Des ovaires du disque de S. à l'étape non mûre ont été caractérisés par l'occurrence de jeunes cellules et ovogonia germinatifs, tandis que les ovaires dans la maturation ont montré jeune et mûrir des oocytes dans les lamelles ovigerous. Barbieri et autres. (1981) a observé un modèle semblable pour un autre cichlid, brasiliensis de Geophagus.

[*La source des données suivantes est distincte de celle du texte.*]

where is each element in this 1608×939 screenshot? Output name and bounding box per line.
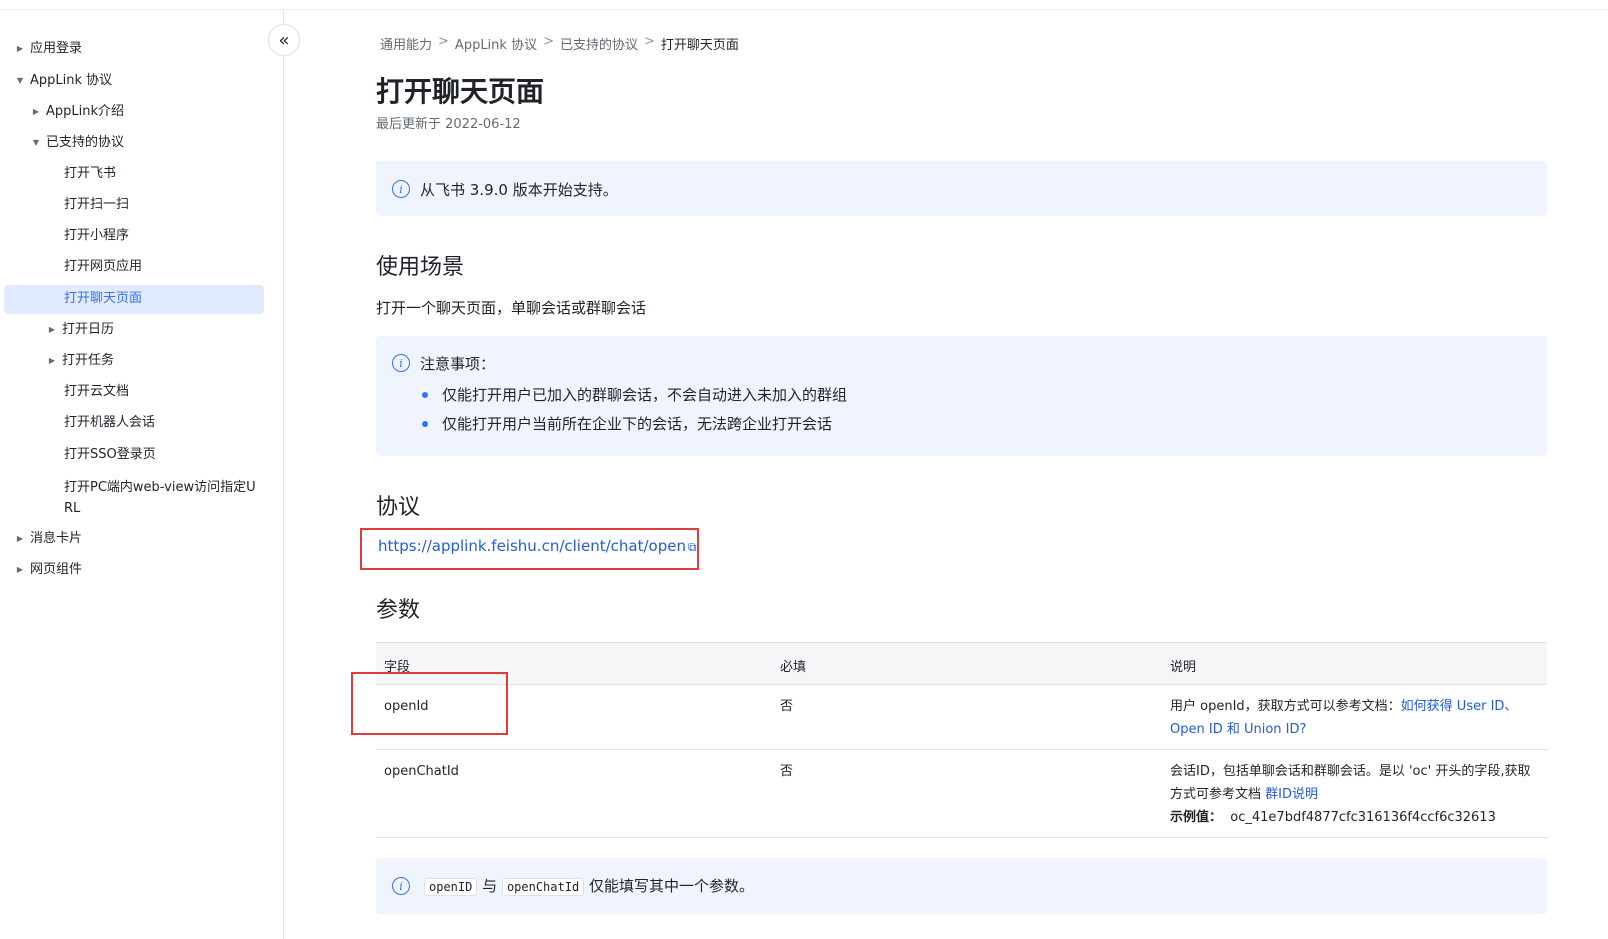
note-bullet: 仅能打开用户当前所在企业下的会话，无法跨企业打开会话 [422,413,832,434]
sidebar-item-label: 已支持的协议 [46,135,125,150]
bottom-note: openID 与 openChatId 仅能填写其中一个参数。 [424,875,754,896]
code-openid: openID [424,878,478,896]
last-updated: 最后更新于 2022-06-12 [376,117,521,132]
param-required: 否 [780,699,794,714]
bottom-callout: i openID 与 openChatId 仅能填写其中一个参数。 [376,858,1547,914]
breadcrumb: 通用能力 > AppLink 协议 > 已支持的协议 > 打开聊天页面 [380,34,739,53]
section-title-usage: 使用场景 [376,255,465,280]
info-icon: i [392,354,410,372]
sidebar-item-web-components[interactable]: ▶ 网页组件 [14,560,284,580]
table-row: openChatId 否 会话ID，包括单聊会话和群聊会话。是以 'oc' 开头… [376,750,1547,838]
sidebar-item-label: 打开云文档 [64,384,130,399]
sidebar-item-label: 打开任务 [62,353,115,368]
page-title: 打开聊天页面 [376,75,545,108]
info-icon: i [392,180,410,198]
param-field: openChatId [384,764,459,779]
breadcrumb-item[interactable]: 已支持的协议 [560,34,638,53]
bullet-dot-icon [422,392,428,398]
caret-down-icon: ▼ [16,76,24,85]
table-header: 字段 必填 说明 [376,642,1547,685]
sidebar-item-open-bot-chat[interactable]: 打开机器人会话 [48,413,318,433]
sidebar-item-open-webapp[interactable]: 打开网页应用 [48,257,318,277]
code-openchatid: openChatId [501,878,585,896]
notes-title: 注意事项： [420,355,496,373]
sidebar-item-app-login[interactable]: ▶ 应用登录 [14,39,284,59]
breadcrumb-current: 打开聊天页面 [660,38,739,53]
sidebar-item-open-sso[interactable]: 打开SSO登录页 [48,445,318,465]
note-bullet: 仅能打开用户已加入的群聊会话，不会自动进入未加入的群组 [422,384,847,405]
caret-right-icon: ▶ [48,356,56,365]
collapse-sidebar-button[interactable]: « [268,24,300,56]
breadcrumb-separator: > [438,34,449,49]
table-row: openId 否 用户 openId，获取方式可以参考文档：如何获得 User … [376,685,1547,750]
sidebar-item-open-pc-webview[interactable]: 打开PC端内web-view访问指定URL [48,477,318,519]
breadcrumb-item[interactable]: 通用能力 [380,34,432,53]
example-value: oc_41e7bdf4877cfc316136f4ccf6c32613 [1230,810,1496,825]
caret-right-icon: ▶ [32,107,40,116]
caret-right-icon: ▶ [16,534,24,543]
sidebar-item-label: 打开网页应用 [64,259,143,274]
example-label: 示例值： [1170,810,1223,825]
caret-down-icon: ▼ [32,138,40,147]
breadcrumb-separator: > [543,34,554,49]
sidebar-item-label: 打开飞书 [64,166,117,181]
sidebar-item-label: 应用登录 [30,41,83,56]
sidebar-item-label: 网页组件 [30,562,83,577]
sidebar-item-open-chat[interactable]: 打开聊天页面 [48,289,318,309]
sidebar-item-applink-intro[interactable]: ▶ AppLink介绍 [30,102,300,122]
breadcrumb-separator: > [644,34,655,49]
usage-description: 打开一个聊天页面，单聊会话或群聊会话 [376,299,647,317]
sidebar-item-open-scan[interactable]: 打开扫一扫 [48,195,318,215]
version-callout: i 从飞书 3.9.0 版本开始支持。 [376,161,1547,216]
sidebar-item-label: 打开聊天页面 [64,291,143,306]
section-title-protocol: 协议 [376,495,421,520]
double-chevron-left-icon: « [278,29,290,51]
doc-link-chat-id[interactable]: 群ID说明 [1265,787,1318,802]
param-required: 否 [780,764,794,779]
sidebar-item-open-calendar[interactable]: ▶ 打开日历 [46,320,316,340]
highlight-box-openid [351,672,508,735]
sidebar-item-open-feishu[interactable]: 打开飞书 [48,164,318,184]
sidebar-item-label: 打开小程序 [64,228,130,243]
sidebar-item-label: 打开日历 [62,322,115,337]
sidebar-item-message-card[interactable]: ▶ 消息卡片 [14,529,284,549]
caret-right-icon: ▶ [48,325,56,334]
sidebar-item-supported-protocols[interactable]: ▼ 已支持的协议 [30,133,300,153]
breadcrumb-item[interactable]: AppLink 协议 [455,34,537,53]
sidebar-item-applink[interactable]: ▼ AppLink 协议 [14,71,284,91]
param-description: 用户 openId，获取方式可以参考文档：如何获得 User ID、Open I… [1170,699,1518,737]
sidebar-item-label: 打开扫一扫 [64,197,130,212]
param-description: 会话ID，包括单聊会话和群聊会话。是以 'oc' 开头的字段,获取方式可参考文档… [1170,764,1531,825]
bullet-dot-icon [422,421,428,427]
caret-right-icon: ▶ [16,565,24,574]
column-header-required: 必填 [780,660,807,675]
sidebar-item-open-task[interactable]: ▶ 打开任务 [46,351,316,371]
sidebar-item-label: 消息卡片 [30,531,83,546]
sidebar-item-label: 打开SSO登录页 [64,447,156,462]
highlight-box-protocol [360,528,699,570]
sidebar-item-label: AppLink 协议 [30,73,113,88]
sidebar-item-label: 打开机器人会话 [64,415,156,430]
caret-right-icon: ▶ [16,44,24,53]
section-title-params: 参数 [376,598,421,623]
sidebar-item-label: AppLink介绍 [46,104,125,119]
info-icon: i [392,877,410,895]
sidebar-item-open-docs[interactable]: 打开云文档 [48,382,318,402]
version-note: 从飞书 3.9.0 版本开始支持。 [420,181,618,199]
sidebar-item-open-miniprogram[interactable]: 打开小程序 [48,226,318,246]
column-header-description: 说明 [1170,660,1197,675]
sidebar-item-label: 打开PC端内web-view访问指定URL [64,480,256,516]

La présente étude sur le disque de S. a constaté que la femelle mûre contient simultanément des oocytes des tailles variables à chaque étape développementale, qui est typique d'un spawner multiple. D'autres cichlids, tels que le mossambicus hybride rouge de tilapia, de niloticus X O. d'Oreochromis (Câmara et Chellappa, 2000), le monoculus de Cichla (Câmara et autres., 2003) et l'angelfish, scalare de Pterophyllum (Dias et Chellappa, 2003) également montrent engendrer partiel et engendrent plus d'une fois dans un cycle de multiplication.
Des spawners multiples sont caractérisés par le modèle temporel des étapes ovariennes macroscopiques, l'occurrence régulière des ovaires partiellement épuisés, et le modèle de développement d'oocyte, avec le dégagement des oocytes mûrs dans les groupes, comme dans le cas du monoculus de Cichla (Chellappa et autres., 2003). Le modèle engendrant multiple du disque rouge peut être représenté par un cycle intérieur (composé d'ovulation, d'engendrer et de reconstruction) dans le cycle reproducteur général. Le cycle intérieur continue tout au long de la fraie. En raison du modèle engendrant multiple du disque rouge, le GSI n'indique pas clairement l'activité engendrante de crête.